Initialement paru sous le titre The Birth house, L’accoucheuse de Scots Bay a été écrit par Ami McKay en 2006 avant d’être traduit en français en 2020 par Sonya Malaborza. Ce roman acclamé par la critique campe son action à Scots Bay, en Nouvelle-Écosse, où l’autrice habite aujourd’hui. Or, cette dernière s’est plutôt intéressée à la vie des femmes du début des années 1900, alors que les accoucheuses à domicile étaient la norme à bien des endroits, malgré les progrès que semblait alors faire la médecine.

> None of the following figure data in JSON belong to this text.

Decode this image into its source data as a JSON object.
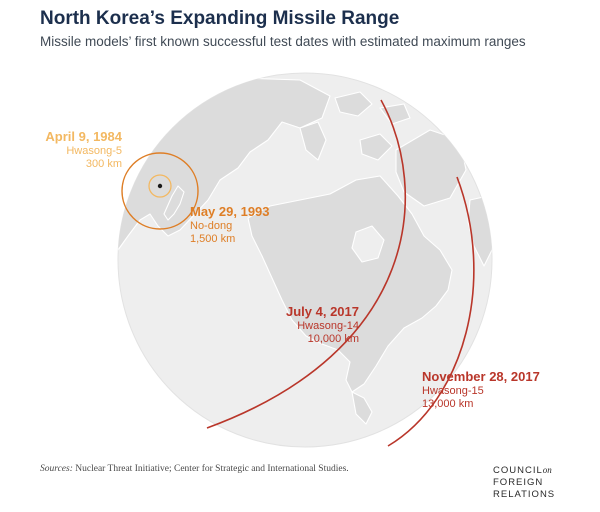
{
  "header": {
    "title": "North Korea’s Expanding Missile Range",
    "subtitle": "Missile models’ first known successful test dates with estimated maximum ranges"
  },
  "missiles": [
    {
      "date": "April 9, 1984",
      "model": "Hwasong-5",
      "range": "300 km",
      "range_km": 300,
      "color": "#f3b861"
    },
    {
      "date": "May 29, 1993",
      "model": "No-dong",
      "range": "1,500 km",
      "range_km": 1500,
      "color": "#de7e26"
    },
    {
      "date": "July 4, 2017",
      "model": "Hwasong-14",
      "range": "10,000 km",
      "range_km": 10000,
      "color": "#b9362a"
    },
    {
      "date": "November 28, 2017",
      "model": "Hwasong-15",
      "range": "13,000 km",
      "range_km": 13000,
      "color": "#b9362a"
    }
  ],
  "footer": {
    "sources_label": "Sources:",
    "sources_text": "Nuclear Threat Initiative; Center for Strategic and International Studies."
  },
  "logo": {
    "line1": "COUNCIL",
    "line1_suffix": "on",
    "line2": "FOREIGN",
    "line3": "RELATIONS"
  },
  "colors": {
    "ocean": "#eeeeee",
    "land": "#dcdcdc",
    "coast": "#ffffff",
    "title": "#1c2f4d"
  }
}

L’ouvrage offre d’ailleurs une critique de ces progrès. Ils sont décrits dans le récit bien documenté de L’accoucheuse de Scots Bay comme souvent imposés aux femmes, bien que parfois invasifs et non nécessaires. Ici, morphine, épisiotomie et forceps systématiques apparaissent comme une opération de routine visant à éviter la souffrance d’une délivrance au naturel.
L’histoire commence alors que la narratrice, Dora Rare, n’a que 17 ans. Jeune fille libre et un peu naïve, elle habite la maison familiale avec ses parents et ses nombreux frères. Bien qu’elle ait l’âge de se marier, elle n’a aucun prétendant et seulement un vague intérêt pour un garçon de la baie. M’ame B., l’accoucheuse de Scots Bay, demande un jour son aide pour un accouchement prématuré. C’est ainsi que commence la formation d’accoucheuse de Dora. M’ame B. la prendra par la suite chez elle pour lui apprendre tous les rudiments du métier, la jeune fille ayant alors renoncé à se marier. Or, la vie de Dora deviendra beaucoup plus compliquée lorsque surviendra une demande en mariage inattendue. En parallèle, le Thomas Thomas, nouvellement installé dans la région de Cannings, pas trop loin de la baie, sollicite les femmes de la région – et leurs maris – pour les inciter à contracter une assurance leur permettant d’accoucher en clinique. À la vieille accoucheuse de Scots Bay, puis à Dora, s’opposent donc les voix d’un homme et de sa médecine moderne.
Si le thème principal du roman est le savoir des femmes de l’époque sur la grossesse, sa prévention et l’accouchement, il se développe dans l’ouvrage différents sous-thèmes tels que l’explosion de Halifax survenue en décembre 1917, la Première Guerre mondiale ou encore la levée du mouvement féministe à Boston. On y rencontre aussi l’amour et l’amitié, tout comme la violence conjugale et familiale.
L’accoucheuse de Scots Bay est majoritairement construit sur une narration à la première personne, mais inclut aussi des éléments qui permettent de varier le point de vue, tels que des articles de journaux ou encore la correspondance échangée par Dora avec certains personnages.
C’est un beau roman dont la lecture est aisée malgré ses 560 pages. J’ai eu plaisir à m’y plonger et à y découvrir différents éléments de l’histoire liée à la première moitié du 20e siècle. Le thème des femmes et de leur lutte pour obtenir des soins obstétriques correspondant à leurs besoins et respectant leur rapport à leur corps commence à peine à être abordé dans les médias ces dernières années, et il était intéressant de le voir développé dans une perspective de récit historique.
L’accoucheuse de Scots Bay en extraits
« Deux petites têtes blondes se sont inclinées à l’unisson et les fillettes ont levé les yeux vers leur mère en souriant. Elles ont tendu la main pour caresser ses rondeurs une dernière fois. À quatre et cinq ans respectivement, elles se suivent en hauteur comme deux marches d’escalier. » (p. 100)
McKAY, Ami. L’accoucheuse de Scots Bay, Prise de parole, Sudbury, 2020, 560 p.